Joan Brown, Model with Reflection in Window, 1972, acrylic, ink, and graphite on paper, 36 × 24".

Joan Brown, Model with Reflection in Window, 1972, acrylic, ink, and graphite on paper, 36 × 24".

Joan Brown

“Drawn from Life: Works on Paper, 1970–1976” was a modest but illuminating survey of drawings by the late Bay Area painter Joan Brown (1938–1990). The eighteen works featured at George Adams Gallery—done primarily in ink, acrylic, and graphite—highlighted a major turning point in the artist’s career: namely, the transition Brown made from creating heavily impastoed and expressionistic figurative paintings to producing flatter and more stylized depictions of women—images that are implicitly self-referential and, for the most part, nude. Many are conspicuously linear, not to say deftly Minimal, among them Figure #13, Figure #25, and Figure #39, all 1970—clearly “breakthrough” pieces in their utter eschewal of luscious painterly facture.

There is nothing overtly sexual about Brown’s subjects, however much the pink nudes of Model in Studio and Model with Table with Wheels, both 1973, hold the picture plane with their voluptuous streamlined forms, suggesting a certain affinity with Matisse’s flattened portrayals of women. With the exception of Carmelina, 1903, an unabashedly sensuous oil painting of a bare-skinned girl who unflinchingly meets the viewer’s gaze, the Frenchman’s models were rarely mentioned by name. Yet a number of Brown’s, such as the one depicted in Mary Julia #29, 1976—a sweet portrait of a lady in crimson heels and a yellow polka-dot dress—are named, implying that the subject could have been a friend of the artist’s. Nonetheless, like the faceless woman of Model with Paint Brushes, 1973, Mary Julia is oddly cipherlike and deindividualized, as if she were just another pretty object on display in a tastefully appointed room (the chamber’s dark carpeting is printed with a bold floral pattern—one that wouldn’t appear too out of place in an interior by Matisse).

Yet Model + Artist, Model + Mirror in Studio, and Model with Reflection in Window, all 1972, indicate that Brown is looking inward on a journey of self-discovery.
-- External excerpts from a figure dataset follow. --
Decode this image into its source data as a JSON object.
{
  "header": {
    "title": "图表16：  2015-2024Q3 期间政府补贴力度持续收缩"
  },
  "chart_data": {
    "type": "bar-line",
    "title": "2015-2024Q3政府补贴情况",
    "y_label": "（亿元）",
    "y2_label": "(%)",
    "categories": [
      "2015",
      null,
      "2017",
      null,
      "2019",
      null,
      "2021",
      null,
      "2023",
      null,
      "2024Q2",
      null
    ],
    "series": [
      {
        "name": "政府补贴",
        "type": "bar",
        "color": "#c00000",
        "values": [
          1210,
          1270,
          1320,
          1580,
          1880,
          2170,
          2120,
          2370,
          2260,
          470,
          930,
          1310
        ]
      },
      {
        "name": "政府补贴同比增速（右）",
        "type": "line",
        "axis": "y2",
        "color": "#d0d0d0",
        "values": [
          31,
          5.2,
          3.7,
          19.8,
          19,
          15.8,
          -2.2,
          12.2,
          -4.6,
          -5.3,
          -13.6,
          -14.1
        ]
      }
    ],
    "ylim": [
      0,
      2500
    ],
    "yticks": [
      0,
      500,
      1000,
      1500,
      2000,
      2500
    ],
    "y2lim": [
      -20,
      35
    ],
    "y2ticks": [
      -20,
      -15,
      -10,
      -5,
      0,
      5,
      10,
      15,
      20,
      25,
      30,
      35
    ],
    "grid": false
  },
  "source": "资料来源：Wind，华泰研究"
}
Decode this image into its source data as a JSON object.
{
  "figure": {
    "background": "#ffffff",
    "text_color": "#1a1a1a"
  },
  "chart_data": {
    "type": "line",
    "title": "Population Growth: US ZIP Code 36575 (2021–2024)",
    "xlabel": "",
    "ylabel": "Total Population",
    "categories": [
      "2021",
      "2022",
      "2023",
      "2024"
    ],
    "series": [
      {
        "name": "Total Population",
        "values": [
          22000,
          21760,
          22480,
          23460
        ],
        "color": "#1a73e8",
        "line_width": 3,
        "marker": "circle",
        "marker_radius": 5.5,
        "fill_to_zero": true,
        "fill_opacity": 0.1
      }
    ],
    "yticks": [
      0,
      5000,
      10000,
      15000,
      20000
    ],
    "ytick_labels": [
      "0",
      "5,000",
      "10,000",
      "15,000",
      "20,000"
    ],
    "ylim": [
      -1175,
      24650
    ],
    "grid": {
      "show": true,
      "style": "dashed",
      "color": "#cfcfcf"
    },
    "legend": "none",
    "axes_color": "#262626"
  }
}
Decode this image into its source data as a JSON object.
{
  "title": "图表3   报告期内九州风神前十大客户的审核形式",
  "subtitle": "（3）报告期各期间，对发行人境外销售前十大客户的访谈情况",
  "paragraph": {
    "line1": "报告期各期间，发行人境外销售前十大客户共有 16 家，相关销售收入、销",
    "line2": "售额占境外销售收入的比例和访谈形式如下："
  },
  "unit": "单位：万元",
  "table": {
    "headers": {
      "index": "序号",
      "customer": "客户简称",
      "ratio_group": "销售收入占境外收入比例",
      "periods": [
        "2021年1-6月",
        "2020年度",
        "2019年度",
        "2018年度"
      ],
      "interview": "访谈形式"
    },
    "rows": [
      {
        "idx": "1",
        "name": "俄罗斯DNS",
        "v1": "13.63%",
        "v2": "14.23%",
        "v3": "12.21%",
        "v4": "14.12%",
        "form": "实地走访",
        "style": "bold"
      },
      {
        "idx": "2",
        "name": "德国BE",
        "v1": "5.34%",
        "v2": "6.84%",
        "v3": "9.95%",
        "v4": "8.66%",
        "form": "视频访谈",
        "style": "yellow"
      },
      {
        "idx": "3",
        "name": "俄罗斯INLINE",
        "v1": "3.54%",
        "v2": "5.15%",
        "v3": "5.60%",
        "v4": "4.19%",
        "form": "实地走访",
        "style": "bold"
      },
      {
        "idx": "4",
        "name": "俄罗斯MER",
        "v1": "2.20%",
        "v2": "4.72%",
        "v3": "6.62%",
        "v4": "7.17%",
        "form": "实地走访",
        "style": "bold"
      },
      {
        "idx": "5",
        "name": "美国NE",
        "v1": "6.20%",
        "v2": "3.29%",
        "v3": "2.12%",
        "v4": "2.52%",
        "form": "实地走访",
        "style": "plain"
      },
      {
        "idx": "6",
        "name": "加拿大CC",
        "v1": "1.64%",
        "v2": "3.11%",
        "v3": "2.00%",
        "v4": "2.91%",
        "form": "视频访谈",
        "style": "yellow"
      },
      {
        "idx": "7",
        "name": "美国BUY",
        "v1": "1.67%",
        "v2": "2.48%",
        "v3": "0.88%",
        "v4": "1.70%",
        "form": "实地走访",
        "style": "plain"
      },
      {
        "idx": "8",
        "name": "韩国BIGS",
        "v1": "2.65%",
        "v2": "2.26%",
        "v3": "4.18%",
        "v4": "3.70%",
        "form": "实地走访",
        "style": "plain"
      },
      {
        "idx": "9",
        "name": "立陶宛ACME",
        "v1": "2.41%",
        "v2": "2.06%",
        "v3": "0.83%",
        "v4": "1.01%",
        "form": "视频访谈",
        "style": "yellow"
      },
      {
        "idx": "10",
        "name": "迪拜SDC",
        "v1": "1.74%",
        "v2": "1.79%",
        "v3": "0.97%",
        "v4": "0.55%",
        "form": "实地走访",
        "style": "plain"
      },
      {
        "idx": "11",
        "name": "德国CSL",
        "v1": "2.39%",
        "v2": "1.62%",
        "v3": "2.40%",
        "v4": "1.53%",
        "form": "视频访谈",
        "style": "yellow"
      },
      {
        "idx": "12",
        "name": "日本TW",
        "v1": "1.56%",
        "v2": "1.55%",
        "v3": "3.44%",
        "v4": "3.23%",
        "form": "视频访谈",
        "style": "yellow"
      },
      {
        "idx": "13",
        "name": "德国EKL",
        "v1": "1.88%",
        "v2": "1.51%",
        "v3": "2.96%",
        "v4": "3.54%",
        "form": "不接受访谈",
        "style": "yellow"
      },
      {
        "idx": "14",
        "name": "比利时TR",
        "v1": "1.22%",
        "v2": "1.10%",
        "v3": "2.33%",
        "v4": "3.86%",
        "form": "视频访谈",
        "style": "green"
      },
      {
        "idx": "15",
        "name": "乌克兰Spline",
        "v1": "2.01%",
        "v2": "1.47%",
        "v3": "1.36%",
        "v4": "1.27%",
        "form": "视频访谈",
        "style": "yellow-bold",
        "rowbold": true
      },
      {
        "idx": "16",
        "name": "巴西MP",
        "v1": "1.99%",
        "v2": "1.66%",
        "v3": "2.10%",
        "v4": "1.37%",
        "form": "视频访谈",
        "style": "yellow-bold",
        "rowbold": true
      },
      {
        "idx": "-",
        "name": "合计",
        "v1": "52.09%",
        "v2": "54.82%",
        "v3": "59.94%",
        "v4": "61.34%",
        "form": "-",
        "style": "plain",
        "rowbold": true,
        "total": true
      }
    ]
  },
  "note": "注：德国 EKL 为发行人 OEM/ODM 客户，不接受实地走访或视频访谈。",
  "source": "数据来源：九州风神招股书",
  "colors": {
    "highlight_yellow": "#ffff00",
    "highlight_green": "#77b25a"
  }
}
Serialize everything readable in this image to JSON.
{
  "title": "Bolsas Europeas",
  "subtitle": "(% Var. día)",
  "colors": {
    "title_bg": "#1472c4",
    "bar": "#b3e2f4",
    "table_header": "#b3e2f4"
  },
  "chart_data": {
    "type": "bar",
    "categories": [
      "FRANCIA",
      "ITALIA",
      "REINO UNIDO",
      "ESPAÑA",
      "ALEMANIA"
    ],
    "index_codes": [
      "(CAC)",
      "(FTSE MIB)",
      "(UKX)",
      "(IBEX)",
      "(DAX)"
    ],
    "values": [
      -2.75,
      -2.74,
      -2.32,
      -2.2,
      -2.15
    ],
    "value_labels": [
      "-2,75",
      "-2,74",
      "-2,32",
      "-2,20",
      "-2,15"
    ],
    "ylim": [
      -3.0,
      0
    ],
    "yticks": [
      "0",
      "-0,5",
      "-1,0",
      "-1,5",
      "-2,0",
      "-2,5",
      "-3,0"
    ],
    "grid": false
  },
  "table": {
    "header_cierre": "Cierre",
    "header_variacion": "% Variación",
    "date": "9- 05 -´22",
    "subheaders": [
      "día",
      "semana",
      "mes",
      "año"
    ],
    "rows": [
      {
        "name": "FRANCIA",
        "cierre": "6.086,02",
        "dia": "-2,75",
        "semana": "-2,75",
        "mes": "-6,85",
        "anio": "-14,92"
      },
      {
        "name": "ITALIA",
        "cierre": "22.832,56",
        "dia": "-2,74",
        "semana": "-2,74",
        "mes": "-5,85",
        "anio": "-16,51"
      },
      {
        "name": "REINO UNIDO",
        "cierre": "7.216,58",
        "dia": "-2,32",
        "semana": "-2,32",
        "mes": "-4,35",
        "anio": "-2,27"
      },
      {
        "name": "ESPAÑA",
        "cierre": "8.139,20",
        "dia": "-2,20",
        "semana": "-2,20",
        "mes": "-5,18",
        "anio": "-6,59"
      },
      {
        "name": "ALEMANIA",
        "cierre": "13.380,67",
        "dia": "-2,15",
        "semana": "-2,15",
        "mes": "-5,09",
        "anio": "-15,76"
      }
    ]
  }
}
In the first drawing, the sitter leans her head on her right hand, the traditional pose of melancholy, dating at least to Albrecht Dürer’s engraving Melencolia I, 1514. In the second and third pictures, two other women observe their reflections. Perhaps they are in need of mirroring—or empathic acceptance, according to psychoanalyst Heinz Kohut’s definition—which is essential for the “restoration of the [damaged, unhappy] self.” However, in Model with Stripes, 1971, conceivably the bleakest, most emotionally charged work in the exhibition (and implicitly a self-portrait, for Brown projects herself into the subject), the dejected figure confronts the viewer in all her misery. Her pale, rough-hewn face resembles a death mask; her eyes are sullen, empty. She stares vacantly into space, communicating a sense of life’s meaninglessness.

Certainly the drawings were made at a time of extreme disquiet and flux. Brown’s father was an alcoholic, and her mother often threatened suicide (which she ultimately committed, just six weeks after the artist’s father died of a heart attack). And immediately before her wedding to her first husband, Brown became seriously physically ill. She eventually sought a cure by befriending an Indian guru—one wonders if he functioned as a substitute father for her. Again, Model with Stripes is a daring and insightful self-representation, for only in the mirror of art was the artist able to truly see herself and heal the wound her narcissistic parents inflicted on her. As Hungarian-British writer Arthur Koestler espoused, art can be a crucial form of self-repair.